Twenty-two colorful acrylic butterflies dangled over an outdoor playground that featured an oversized toy xylophone and drums: just some of the fun features designed to help soothe the fears and anxieties of hospitalized children.

Child Life Zone, a 3,300-square- foot, state-of-the-art therapeutic and education play area, was unveiled Saturday at Denver Health Medical Center, designed to be a place where sick children can simply be kids.

Members of the Garth Brooks Teammates for Kids Foundation and the Troy Aikman Foundation, which built the $2 million play area, were there for the opening — along with Brooks and Aikman themselves.

“Trust me, you’re gonna be very happy what it does for our kids,” country singer Brooks told a large and cheering audience made up of hospital administrators, doctors, nurses, support staff, children, parents, politicians and members of both Broncos and Avalanche teams.

The Child Life Zone at Denver Health is the seventh in the U.S. Six others have been built in Oklahoma City, New York City, Atlanta, Dallas, Houston and Fort Worth, Texas.

The gift was opened Saturday during Denver Health’s 150th anniversary and becomes part of the hospital’s Denver Emergency Center for Children, which opened in 2008.

“Denver Health cares for 40 percent of Denver’s children, and 90 percent of them are poor,” said Dr.
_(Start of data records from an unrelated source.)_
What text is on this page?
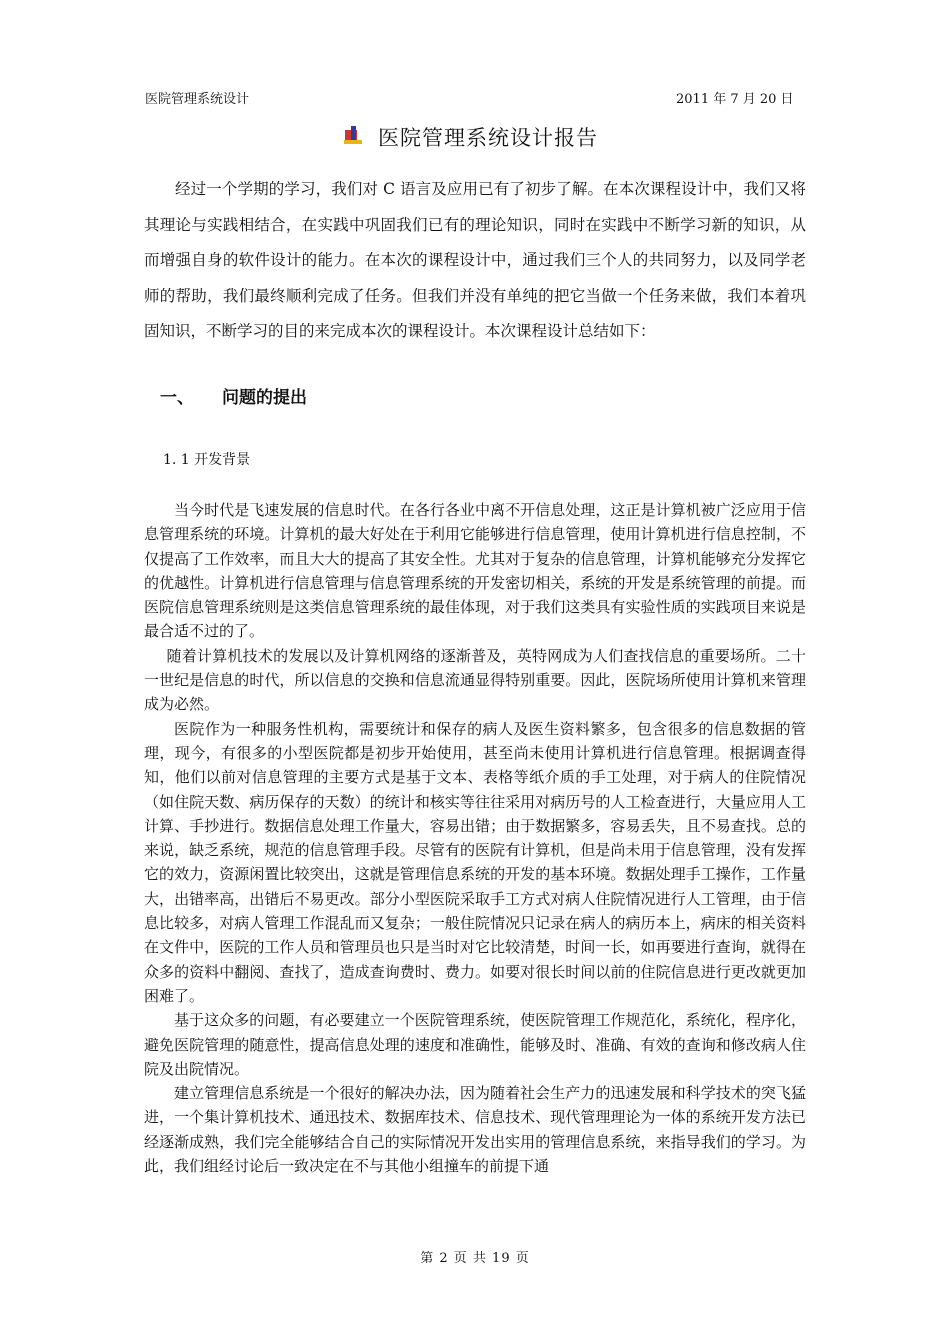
医院管理系统设计	2011 年 7 月 20 日
医院管理系统设计报告

经过一个学期的学习，我们对 C 语言及应用已有了初步了解。在本次课程设计中，我们又将其理论与实践相结合，在实践中巩固我们已有的理论知识，同时在实践中不断学习新的知识，从而增强自身的软件设计的能力。在本次的课程设计中，通过我们三个人的共同努力，以及同学老师的帮助，我们最终顺利完成了任务。但我们并没有单纯的把它当做一个任务来做，我们本着巩固知识，不断学习的目的来完成本次的课程设计。本次课程设计总结如下：

一、 问题的提出
1. 1 开发背景

当今时代是飞速发展的信息时代。在各行各业中离不开信息处理，这正是计算机被广泛应用于信息管理系统的环境。计算机的最大好处在于利用它能够进行信息管理，使用计算机进行信息控制，不仅提高了工作效率，而且大大的提高了其安全性。尤其对于复杂的信息管理，计算机能够充分发挥它的优越性。计算机进行信息管理与信息管理系统的开发密切相关，系统的开发是系统管理的前提。而医院信息管理系统则是这类信息管理系统的最佳体现，对于我们这类具有实验性质的实践项目来说是最合适不过的了。

随着计算机技术的发展以及计算机网络的逐渐普及，英特网成为人们查找信息的重要场所。二十一世纪是信息的时代，所以信息的交换和信息流通显得特别重要。因此，医院场所使用计算机来管理成为必然。

医院作为一种服务性机构，需要统计和保存的病人及医生资料繁多，包含很多的信息数据的管理，现今，有很多的小型医院都是初步开始使用，甚至尚未使用计算机进行信息管理。根据调查得知，他们以前对信息管理的主要方式是基于文本、表格等纸介质的手工处理，对于病人的住院情况（如住院天数、病历保存的天数）的统计和核实等往往采用对病历号的人工检查进行，大量应用人工计算、手抄进行。数据信息处理工作量大，容易出错；由于数据繁多，容易丢失，且不易查找。总的来说，缺乏系统，规范的信息管理手段。尽管有的医院有计算机，但是尚未用于信息管理，没有发挥它的效力，资源闲置比较突出，这就是管理信息系统的开发的基本环境。数据处理手工操作，工作量大，出错率高，出错后不易更改。部分小型医院采取手工方式对病人住院情况进行人工管理，由于信息比较多，对病人管理工作混乱而又复杂；一般住院情况只记录在病人的病历本上，病床的相关资料在文件中，医院的工作人员和管理员也只是当时对它比较清楚，时间一长，如再要进行查询，就得在众多的资料中翻阅、查找了，造成查询费时、费力。如要对很长时间以前的住院信息进行更改就更加困难了。

基于这众多的问题，有必要建立一个医院管理系统，使医院管理工作规范化，系统化，程序化，避免医院管理的随意性，提高信息处理的速度和准确性，能够及时、准确、有效的查询和修改病人住院及出院情况。

建立管理信息系统是一个很好的解决办法，因为随着社会生产力的迅速发展和科学技术的突飞猛进，一个集计算机技术、通迅技术、数据库技术、信息技术、现代管理理论为一体的系统开发方法已经逐渐成熟，我们完全能够结合自己的实际情况开发出实用的管理信息系统，来指导我们的学习。为此，我们组经讨论后一致决定在不与其他小组撞车的前提下通

第 2 页 共 19 页
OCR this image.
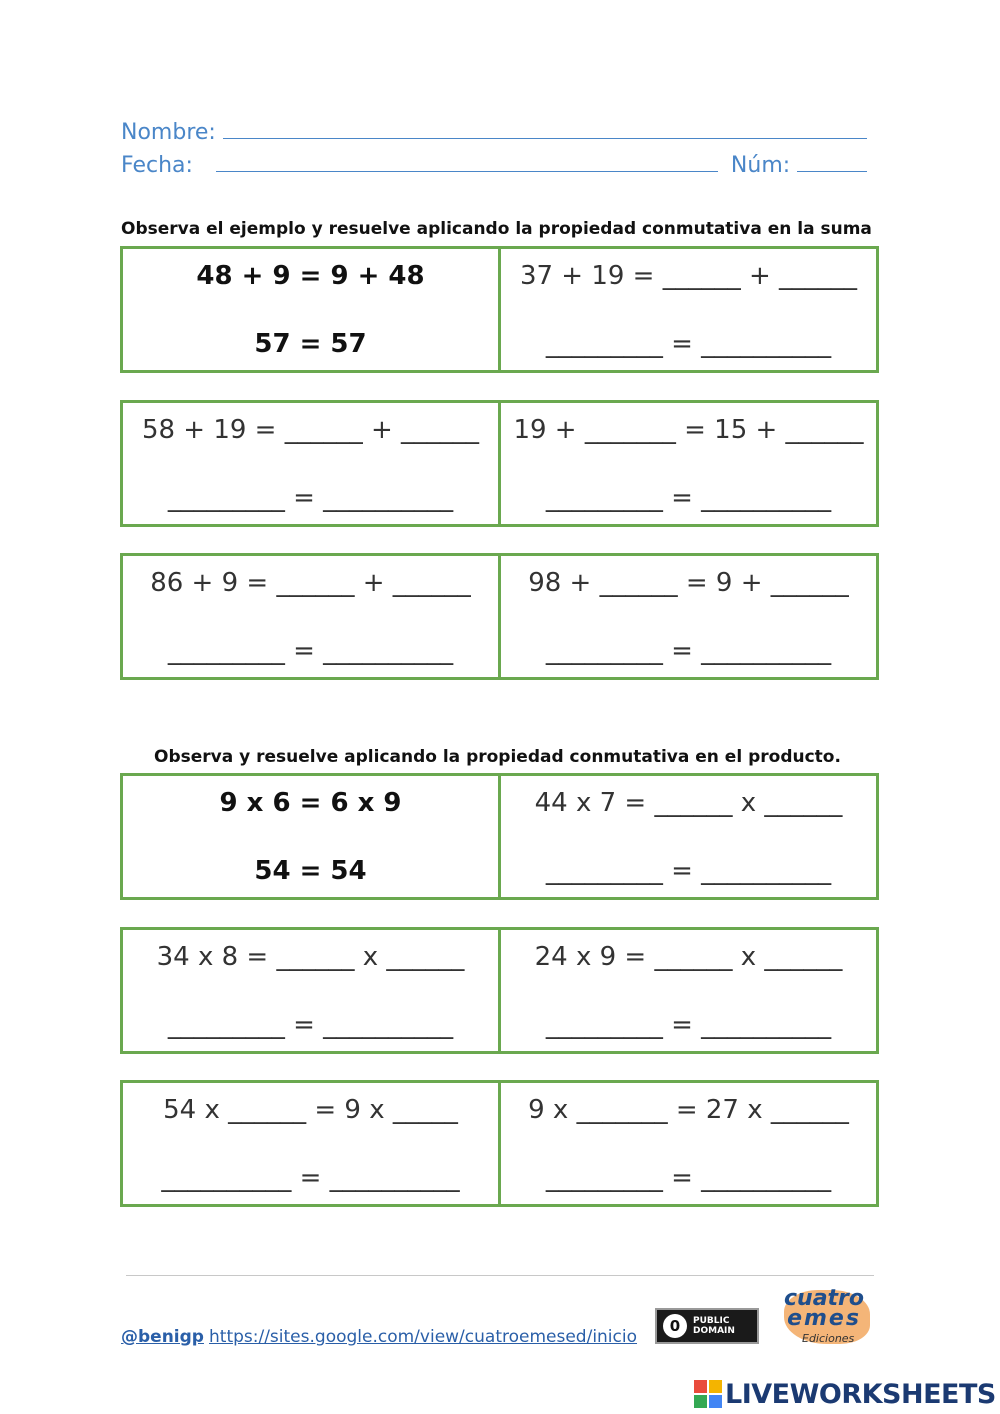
Nombre:
Fecha:	Núm:
Observa el ejemplo y resuelve aplicando la propiedad conmutativa en la suma
48 + 9 = 9 + 48
57 = 57
37 + 19 = ______ + ______
_________ = __________
58 + 19 = ______ + ______
_________ = __________
19 + _______ = 15 + ______
_________ = __________
86 + 9 = ______ + ______
_________ = __________
98 + ______ = 9 + ______
_________ = __________
Observa y resuelve aplicando la propiedad conmutativa en el producto.
9 x 6 = 6 x 9
54 = 54
44 x 7 = ______ x ______
_________ = __________
34 x 8 = ______ x ______
_________ = __________
24 x 9 = ______ x ______
_________ = __________
54 x ______ = 9 x _____
__________ = __________
9 x _______ = 27 x ______
_________ = __________
@benigp https://sites.google.com/view/cuatroemesed/inicio
0	PUBLIC
DOMAIN
cuatro
emes
Ediciones
LIVEWORKSHEETS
Patricia Gabow, chief executive of Denver Health. “That’s why these gifts are so important. This can make a difference in their lives.”

Former Dallas Cowboys quarterback Aikman started his foundation in 1992 with End Zones, an interactive play area for sick children, and joined forces with Brooks in 2002.

The Garth Brooks Teammates for Kids Foundation, which is based in Wheat Ridge, was founded 10 years ago with the help of 67 professional baseball players. Professional soccer, basketball and hockey players and bull riders have since joined the effort to help children.

“It’s meant for them to have a laugh, have a smile, to be kids,” Aikman said.

The Child Life Zone includes a Thunder Resource Room (named after the Broncos mascot) filled with computers and a recreation room where children can produce videos that can be shared with children at other Zone centers.

The second floor includes a play kitchen. Its carpet functions as a life-size game board.

Child Life Zone staff have advanced degrees in pediatric medicine, authorities said. The Child Life Zone and Denver Emergency Center for Children are administered separately from the main hospital.

Before 2008, adults and sick children were mixed together in the emergency room. Children could be exposed to adult patients who were intoxicated, in restraints or both.

“It’s scary for kids, they’d be juxtaposed,” said Dr. Katie Bakes, a pediatrician who heads the children’s emergency center.

“We want to work with families and their siblings who have critically ill loved ones. Child Life is able to engage them to take that fear away.”